NICHOLAS DAWSON CHERCHE SON LIEU

DES CHILIENS MIGRENT au Québec comme de nombreux dissidents l’ont fait pour fuir la dictature d’Augusto Pinochet. La petite famille a du mal à s’adapter. Le climat, l’hiver surtout est plutôt difficile pour les parents. Un appartement modeste au départ et un déménagement dans une maison de Brossard. Le rêve de bien des Québécois. Les enfants s'arrangent, mais c’est une autre histoire pour la mère. Son corps est au Québec, mais sa tête part souvent au Chili. La distance entre les parents et leur progéniture s’élargit un peu plus chaque jour. Et surtout, il y a le petit dernier qui ne fait rien comme les autres.

Un homme d’origine chilienne, fils de migrants, est à la dérive. Un peu comme sa mère qui n’a jamais accepté sa nouvelle vie dans le pays étranger.

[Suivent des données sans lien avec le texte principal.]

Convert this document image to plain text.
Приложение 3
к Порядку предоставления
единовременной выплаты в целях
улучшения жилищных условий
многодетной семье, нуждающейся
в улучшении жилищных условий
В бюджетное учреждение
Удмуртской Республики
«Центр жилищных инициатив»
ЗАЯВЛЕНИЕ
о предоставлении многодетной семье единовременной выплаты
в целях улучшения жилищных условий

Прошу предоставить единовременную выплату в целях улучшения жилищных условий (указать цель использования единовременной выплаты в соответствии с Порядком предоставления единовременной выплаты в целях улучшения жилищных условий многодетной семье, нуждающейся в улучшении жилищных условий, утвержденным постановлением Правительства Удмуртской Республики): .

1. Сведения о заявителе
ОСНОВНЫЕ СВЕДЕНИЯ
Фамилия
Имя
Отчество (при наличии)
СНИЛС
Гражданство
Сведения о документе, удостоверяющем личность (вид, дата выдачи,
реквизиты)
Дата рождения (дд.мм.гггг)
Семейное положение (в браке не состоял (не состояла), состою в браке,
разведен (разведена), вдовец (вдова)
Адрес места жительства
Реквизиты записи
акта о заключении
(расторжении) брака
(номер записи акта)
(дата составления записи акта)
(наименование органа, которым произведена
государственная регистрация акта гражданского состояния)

Elle s’est suicidée lors d’un séjour au Chili, n’arrivant plus à respirer au Québec, incapable qu’elle était de tourner la page, perdue dans sa tête, écartelée entre le pays d’origine et celui de l’arrivée.
Le fils est tout aussi flou dans son être et sa sexualité. Le journaliste, toujours en déplacements, en quête d’une vérité qui ne cesse de filer entre ses doigts, bascule dans la dépression. Comment s’arracher à cette torpeur ? Il faut retrouver le fil, revenir à la surface. Il part sur les traces de sa famille, pour comprendre peut-être ce qui a poussé sa mère à choisir la mort, se retrouve au Chili, dans une famille qu’il ne connaît pas et qui l’accepte comme un frère. Il cherche des ancrages, une histoire qui pourra le porter, un passé qui permettra d’ouvrir une porte sur l’avenir.

Depuis la mort de sa mère au Chili, les terreurs nocturnes dispersent ses souvenirs comme des corps dans l’océan et dans le désert. Il a trente ans, il est un homme, mais le matin, il se sent cloîtré dans l’enfance, condamné à se reconstituer, à rétablir ses récits, parce que les cauchemars de la nuit cèdent leur place à cette image qui l’enferme, cette image incongrue, coquette, douloureuse : la tête renversée avec charme, les cheveux dorés, le sourire éclatant. L’image de sa mère au printemps. (p.19)

Il s’attarde auprès de ses oncles et de ses tantes, des cousins et des cousines qui doivent lutter pour rester du côté des vivants. Il sourit, indifférent à toute cette agitation. Il y a sa mère toujours obsédante, le lieu où elle a choisi de ne jamais rentrer.
Les animitas se multiplient sur sa route et lui rappellent un personnage, un événement, un moment exceptionnel. Vous connaissez ces croix que l’on plante le long des routes pour rappeler un accident tragique ? C’est un peu ça un animitas. Son séjour le pousse dans le désert où il pense respirer autrement, prendre sa vie à bras le corps.

ENFANCE

Nicholas Dawson raconte l’enfance du narrateur, les dimanches où la famille se rend à l’office religieux. Une manière de se retrouver avec des concitoyens, d’entendre la musique de leur langue. Une véritable expédition pour l’enfant qui rêve et glisse d’une vie à l’autre pendant ce trajet.
Sortir, affronter un vent qui transperce les vêtements, qui mord la peau est particulièrement difficile pour les parents. Et toute cette neige qui rend les trottoirs quasi impraticables.
À l’église, les larmes coulent. La mère pleure. Souvent, tous les jours. Les enfants vivent dans l’inquiétude que tout peut s’écrouler.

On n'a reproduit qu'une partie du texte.